While the flow of FDI has brought to Vietnam in general and Binh Duong in particular undeniable achievements, they are accompanied by problems that have become inherent.
Conflicts, contradictions
The story of “old” workers at industrial parks being fired, a common occurrence among FDI companies, was a topic hotly debated in National Assembly meetings and in media accounts throughout July 2017.
While the labor ministry suspected that the companies “intentionally dismissed old workers,” the Dong Nai Province People’s Committee reported that “the businesses and workers agreed on the dismissals in the spirit of mutual agreement” and the Vietnam General Confederation of Labor said workers were “forced to quit their jobs due to productivity pressure and high labor standards.”
The workers, of course, have seen it differently, as oppression that ignores their legitimate right to reasonable pay and good working conditions.
In another case handled by the Tan Uyen court earlier this year, the workers claimed that their South Korean employer had demanded that they sign resignation letters instead of firing them. They refused, and took the employer to court.
However, most workers of companies in industrial zones do not have the “luxury” of taking their employers to court, steeped as they are in poverty and dependent on their salaries to feed their families. They quietly endure their employers’ unfair conditions and treatment.
Footwear firms – who foots the bill?
The last few decades of the 20th century saw state-owned companies and family businesses dominate Vietnam’s textile and footwear sectors.
However, as the 21st century dawned, the proportion of FDI companies in these sectors began skyrocketing. It was the first significant sign of the coming flow of FDI and of a new era as Vietnam opened up its economy to the world.
The turn of the century was also when Hoa, then just a 17-year-old girl, packed up her belongings and left her home in central Nghe An Province to work for a Taiwanese factory in Saigon.
Nearly two decades have passed, enough time for Hoa’s company to grow into the world’s largest footwear manufacturer, but she has never changed her job.
Having witnessed the risks in the life of a worker, she believes that only staying with a big company would keep her safe.
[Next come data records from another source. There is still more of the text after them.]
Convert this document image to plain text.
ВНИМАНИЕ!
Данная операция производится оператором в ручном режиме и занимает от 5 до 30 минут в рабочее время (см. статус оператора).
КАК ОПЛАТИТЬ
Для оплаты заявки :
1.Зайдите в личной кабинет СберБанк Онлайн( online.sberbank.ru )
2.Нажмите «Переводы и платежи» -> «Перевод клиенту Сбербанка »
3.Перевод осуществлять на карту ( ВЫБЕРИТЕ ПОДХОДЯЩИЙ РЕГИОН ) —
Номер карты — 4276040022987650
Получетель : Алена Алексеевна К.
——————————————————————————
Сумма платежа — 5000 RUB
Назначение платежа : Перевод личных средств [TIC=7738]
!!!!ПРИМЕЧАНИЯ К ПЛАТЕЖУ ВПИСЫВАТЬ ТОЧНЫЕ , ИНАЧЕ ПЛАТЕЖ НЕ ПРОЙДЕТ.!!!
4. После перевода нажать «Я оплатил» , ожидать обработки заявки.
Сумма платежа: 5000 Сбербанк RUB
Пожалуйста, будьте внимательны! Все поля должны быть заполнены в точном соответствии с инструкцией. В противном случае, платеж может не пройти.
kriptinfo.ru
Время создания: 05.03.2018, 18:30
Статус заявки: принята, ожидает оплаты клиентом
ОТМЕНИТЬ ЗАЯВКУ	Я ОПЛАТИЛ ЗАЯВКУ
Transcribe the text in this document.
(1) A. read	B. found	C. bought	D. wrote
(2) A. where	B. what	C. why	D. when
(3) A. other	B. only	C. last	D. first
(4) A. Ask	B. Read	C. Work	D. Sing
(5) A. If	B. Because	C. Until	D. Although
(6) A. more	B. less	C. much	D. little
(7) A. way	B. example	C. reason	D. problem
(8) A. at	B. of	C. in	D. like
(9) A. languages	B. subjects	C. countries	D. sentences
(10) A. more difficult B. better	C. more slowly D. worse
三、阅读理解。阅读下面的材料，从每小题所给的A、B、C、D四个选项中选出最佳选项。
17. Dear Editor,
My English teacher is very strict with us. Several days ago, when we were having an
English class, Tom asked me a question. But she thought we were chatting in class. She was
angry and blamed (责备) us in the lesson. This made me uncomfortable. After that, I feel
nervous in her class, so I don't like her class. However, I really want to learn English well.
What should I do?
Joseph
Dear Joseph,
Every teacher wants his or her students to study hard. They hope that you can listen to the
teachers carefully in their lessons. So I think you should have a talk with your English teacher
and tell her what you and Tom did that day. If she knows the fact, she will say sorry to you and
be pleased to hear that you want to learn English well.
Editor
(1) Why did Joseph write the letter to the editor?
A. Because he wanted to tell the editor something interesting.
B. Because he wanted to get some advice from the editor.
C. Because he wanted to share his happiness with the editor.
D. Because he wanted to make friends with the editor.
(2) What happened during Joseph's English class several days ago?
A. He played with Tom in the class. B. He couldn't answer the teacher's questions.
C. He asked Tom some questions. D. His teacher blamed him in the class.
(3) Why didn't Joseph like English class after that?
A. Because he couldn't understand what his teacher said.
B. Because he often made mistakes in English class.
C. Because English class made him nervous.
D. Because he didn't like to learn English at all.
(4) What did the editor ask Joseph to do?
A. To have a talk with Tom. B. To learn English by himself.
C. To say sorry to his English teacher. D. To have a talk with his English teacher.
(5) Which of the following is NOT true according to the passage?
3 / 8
“As long as the factory and machinery are still here, the owner wouldn’t dare to run away; and seeing that there are lots of workers, they wouldn’t dare to play dirty,” she explained.
In just the Tan Tao Industrial Park, where Hoa works, the number of workers employed by her company has already crossed 90,000 people.
Employees leaving work at Tan Tao Industrial Park in Ho Chi Minh City.
However, almost everything has changed since Hoa first set foot there. The dormitory rent has more than doubled, and Tan Tao has turned from a marsh into a hub for Ho Chi Minh City’s economic development, attracting nearly 300 businesses.
Hoa’s dormitory room meanwhile is still a 10sq.m room with just one front door and a window. And this space no longer hosts a young, single woman. It is home to her whole family – her husband and their two children.
Life has not gotten any easier for Hoa.
Unable to afford the VND10 million ($430) fees needed for a place at a day boarding school in the area, Hoa had to send her firstborn son to live with his grandparents, where he could attend a school day. The younger one is looked after by a babysitter living nearby for VND2 million a month.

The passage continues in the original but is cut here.